BrightRoll brings a few things to the table. An amazing number of video ads get transacted every second on the BrightRoll Exchange or BRX, where you’ve got both buyers and sellers. That, in some sense, is the core component of BrightRoll.

But BrightRoll also has its own video buying platform called BrightRoll Console, which buys from the BrightRoll Exchange in much the same as a competitor might do, say TubeMogul, for example. It’s useful to keep in mind that these are two different BrightRoll products. We want to invest in both and grow them.

The BrightRoll team is working on a number of things, one of which is international growth. They’re big in the US, but there’s a lot of opportunity around the world. Another thing is getting BrightRoll to be even bigger on mobile, which we will do through the Flurry SDK integration, so that if you have the Flurry SDK in your app and you’re already showing ads, you can click a button through Yahoo App Publishing and start getting BrightRoll ads in your app if you have video advertising.

Search seems to play a big role in the new suite and in Gemini. Why the mobile search and native combo?

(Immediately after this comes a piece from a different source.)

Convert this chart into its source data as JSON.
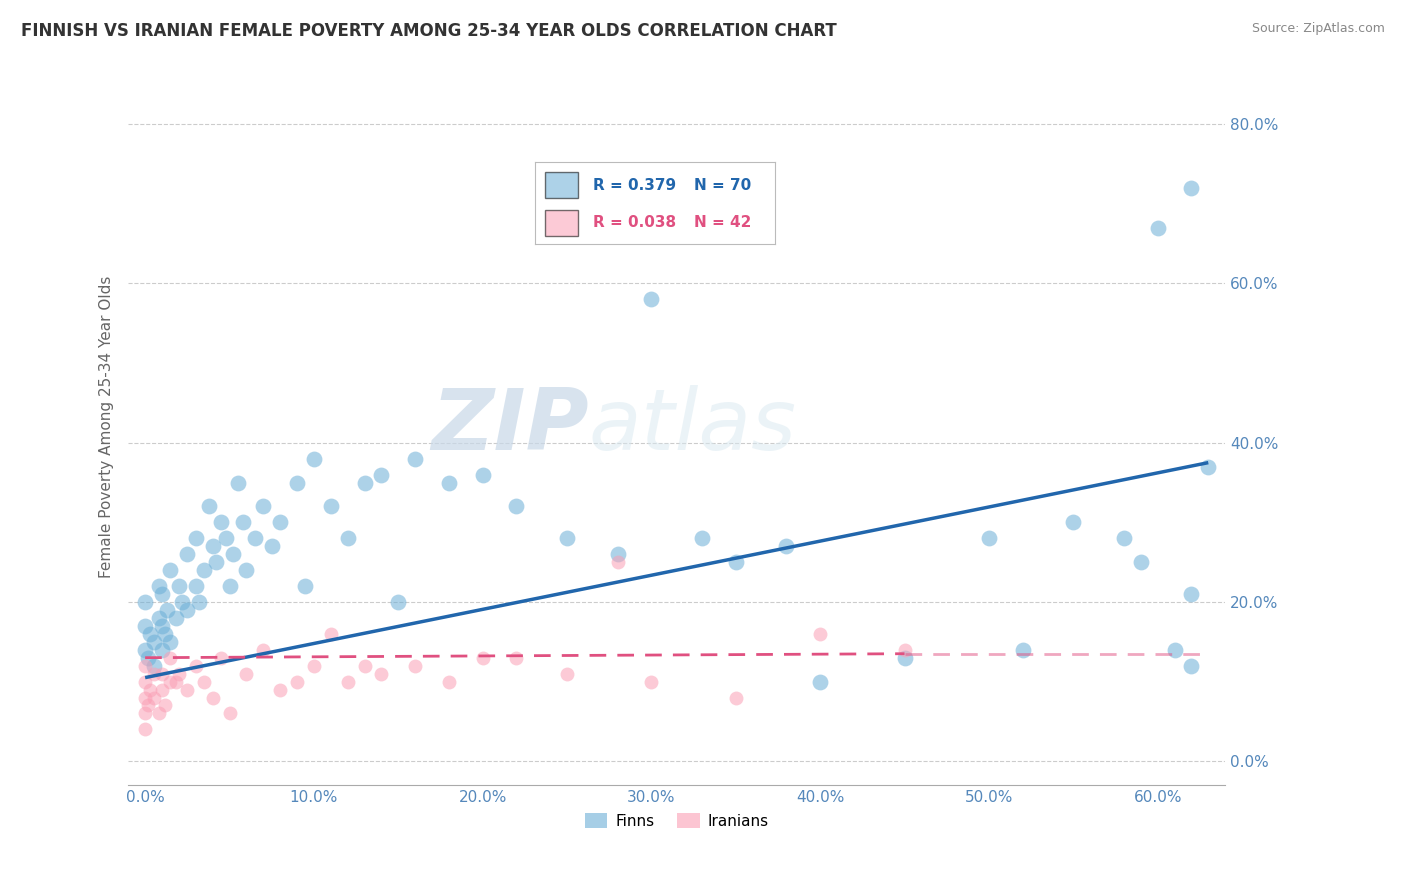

Search has a lot of potential and we’ve been happy with our own search performance in our own apps, as well as the response we’ve gotten from developers when we’ve offered them the Yahoo search service. It’s definitely an area we’re going to invest in. As Jon Paris [Yahoo’s director of product management] has mentioned, user intent and monetization can go together very well.

Search on mobile is different from search on desktop because of the situations you’re in when your search on mobile. You’re typically closer to an action, whether it’s driving your car or making a call. Both organic search results and ads need to be tweaked appropriately.

How do you feel about the competition? Google, Facebook and Twitter have been banging the ad-targeting drum for a while now.

In today’s complex world, almost everybody is both a competitor and a partner. In some cases we’re actually working with Facebook, Google and Twitter, and in some cases, yes, we are competitors as well.

For example, one of the demand sources you can use with Yahoo App Publishing is Google’s AdMob ad network. As a platform that serves the needs of the publisher, we want to make all different kinds of demand available. Similarly, we have adapters that plug our SDK into Twitter’s MoPub. We hope the ad that gets shown is a Yahoo ad, but it may not be a Yahoo ad all the time. It may be from Google, and that’s okay.

If you focus on the customer and figure out how you can maximize value for them, it becomes clear where you need to partner and where you don’t. That’s the philosophy we take.

You previously referred to Yahoo’s cross-device data as “the best kept secret in Silicon Valley.” How are you leveraging it?

There’s a lot you can do when you identify a user and their behavior across devices, apps and browsers. For example, ad targeting. You may have an understanding of a user’s behavior and their interests because of their app usage on Flurry, but if you can tie that back to a Yahoo user on desktop, you learn a whole lot more about the content they’re consuming.

But it’s not just about targeting. Very often when people talk about data and understanding users, they forget the measurement part, which is, frankly just as important. If a user sees an ad on a mobile device and then transacts on desktop, you want to know they’ve made the purchase you advertised to them, even if it’s a few hours later and on a different device.

Will 2015 be the year that Yahoo returns its display revenue to growth?

I don’t think we can talk about revenue projections, but we are investing in display, on mobile and through native. We’re optimistic about our business, both on our own properties and also as part of a syndication network with our partners.